Ce désir de dominer la vie, de la rendre davantage prévisible et de la soumettre à nos besoins ou nos caprices, distinction que l’économisme contemporain confond sous la catégorie de la préférence, est pourtant à l’origine de conséquences imprévues comme nous l’avons dit, des catastrophes environnementales aux chimères biotechnologiques en passant par la prolifération de produits toxiques. Alors que nous commençons à peine à comprendre les limites du paradigme de l’action (du principe technoscientifique de l’expérimentation au principe industriel du productivisme), il convient finalement de tendre l’oreille aux poètes qui tentent de renouveler le paradigme de la contemplation. À  consommer la vie comme des gloutons, nous oublions sans doute d’en jouir, ce qui dépend peut-être de la manière de voir davantage que de la quantité de choses vues, de la continuité de l’expérience davantage que de l’accumulation d’expériences.

Notes

[1]    John DEWEY (2016), «L’influence de Darwin sur la philosophie», dans L’influence de Darwin sur la philosophie et autres essais de philosophie contemporaine, Claude Gauthier et Stéphane Madelrieux (dir.), Paris, Éditions Gallimard, Collection Bibliothèque de philosophie, p. 23.

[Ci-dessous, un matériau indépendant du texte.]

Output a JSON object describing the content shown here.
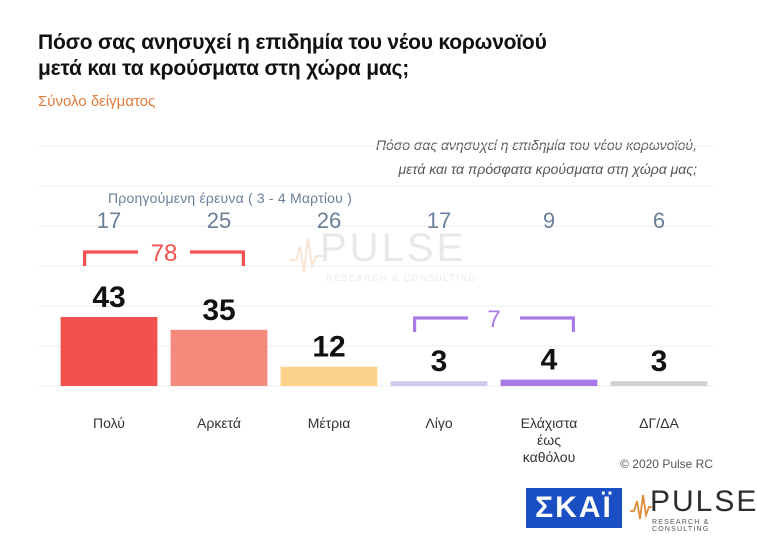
{
  "header": {
    "title_line1": "Πόσο σας ανησυχεί η επιδημία του νέου κορωνοϊού",
    "title_line2": "μετά και τα κρούσματα στη χώρα μας;",
    "subtitle": "Σύνολο δείγματος"
  },
  "question": {
    "line1": "Πόσο σας ανησυχεί η επιδημία του νέου κορωνοϊού,",
    "line2": "μετά και τα πρόσφατα κρούσματα στη χώρα μας;"
  },
  "previous_label": "Προηγούμενη έρευνα  ( 3 - 4  Μαρτίου )",
  "chart_data": {
    "type": "bar",
    "categories": [
      "Πολύ",
      "Αρκετά",
      "Μέτρια",
      "Λίγο",
      "Ελάχιστα έως καθόλου",
      "ΔΓ/ΔΑ"
    ],
    "category_lines": [
      [
        "Πολύ"
      ],
      [
        "Αρκετά"
      ],
      [
        "Μέτρια"
      ],
      [
        "Λίγο"
      ],
      [
        "Ελάχιστα",
        "έως",
        "καθόλου"
      ],
      [
        "ΔΓ/ΔΑ"
      ]
    ],
    "values": [
      43,
      35,
      12,
      3,
      4,
      3
    ],
    "previous_values": [
      17,
      25,
      26,
      17,
      9,
      6
    ],
    "colors": [
      "#f2514d",
      "#f38a7c",
      "#fcd189",
      "#d5c8ee",
      "#a97be9",
      "#d2d2d2"
    ],
    "brackets": [
      {
        "from": 0,
        "to": 1,
        "value": "78",
        "color": "#f2514d"
      },
      {
        "from": 3,
        "to": 4,
        "value": "7",
        "color": "#a97be9"
      }
    ],
    "ylim": [
      0,
      50
    ],
    "grid": true
  },
  "footer": {
    "copyright": "© 2020 Pulse RC",
    "skai_logo": "ΣΚΑΪ",
    "pulse_logo": "PULSE",
    "pulse_sub": "RESEARCH & CONSULTING"
  },
  "watermark": {
    "word": "PULSE",
    "sub": "RESEARCH & CONSULTING"
  }
}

[2]    Notons au passage que l’introducteur de ce facteur, Galilée, le fit d’abord en rapportant le mouvement des pendules de la cathédrale de Pise à son propre pouls, et que celui-ci était le fils d’un compositeur et théoricien de la musique qui avait d’abord appris à compter et noter les temps en musique, la barre de mesure étant apparue au XVIe siècle.

[3]    Ce qui montre que l’évolutionnisme culturel comprenait la théorie de l’évolution à travers les paradigmes de la science antique, comme s’il y avait un plan prédéfini à réaliser, non plus celui de Dieu, mais celui de l’Homme blanc civilisateur.

[4]    Hubert REEVES, Joël de ROSNAY, Yves COPPENS et Dominique SIMONNET (1996), La plus belle histoire du monde, Paris, Éditions du Seuil, Collection Points, p. 101. Si l’ouvrage cité date de 1996, le rôle des météorites dans la formation de la planète et l’apparition de la vie sur celle-ci demeure un sujet de recherche important et l’humanité n’a toujours pas de certitude sur l’origine de cette vie. Peut-être est-elle éternelle finalement?

[5]    René DESCARTES (1966), Discours de la méthode, Paris, Éditions Garnier-Flammarion, p. 84.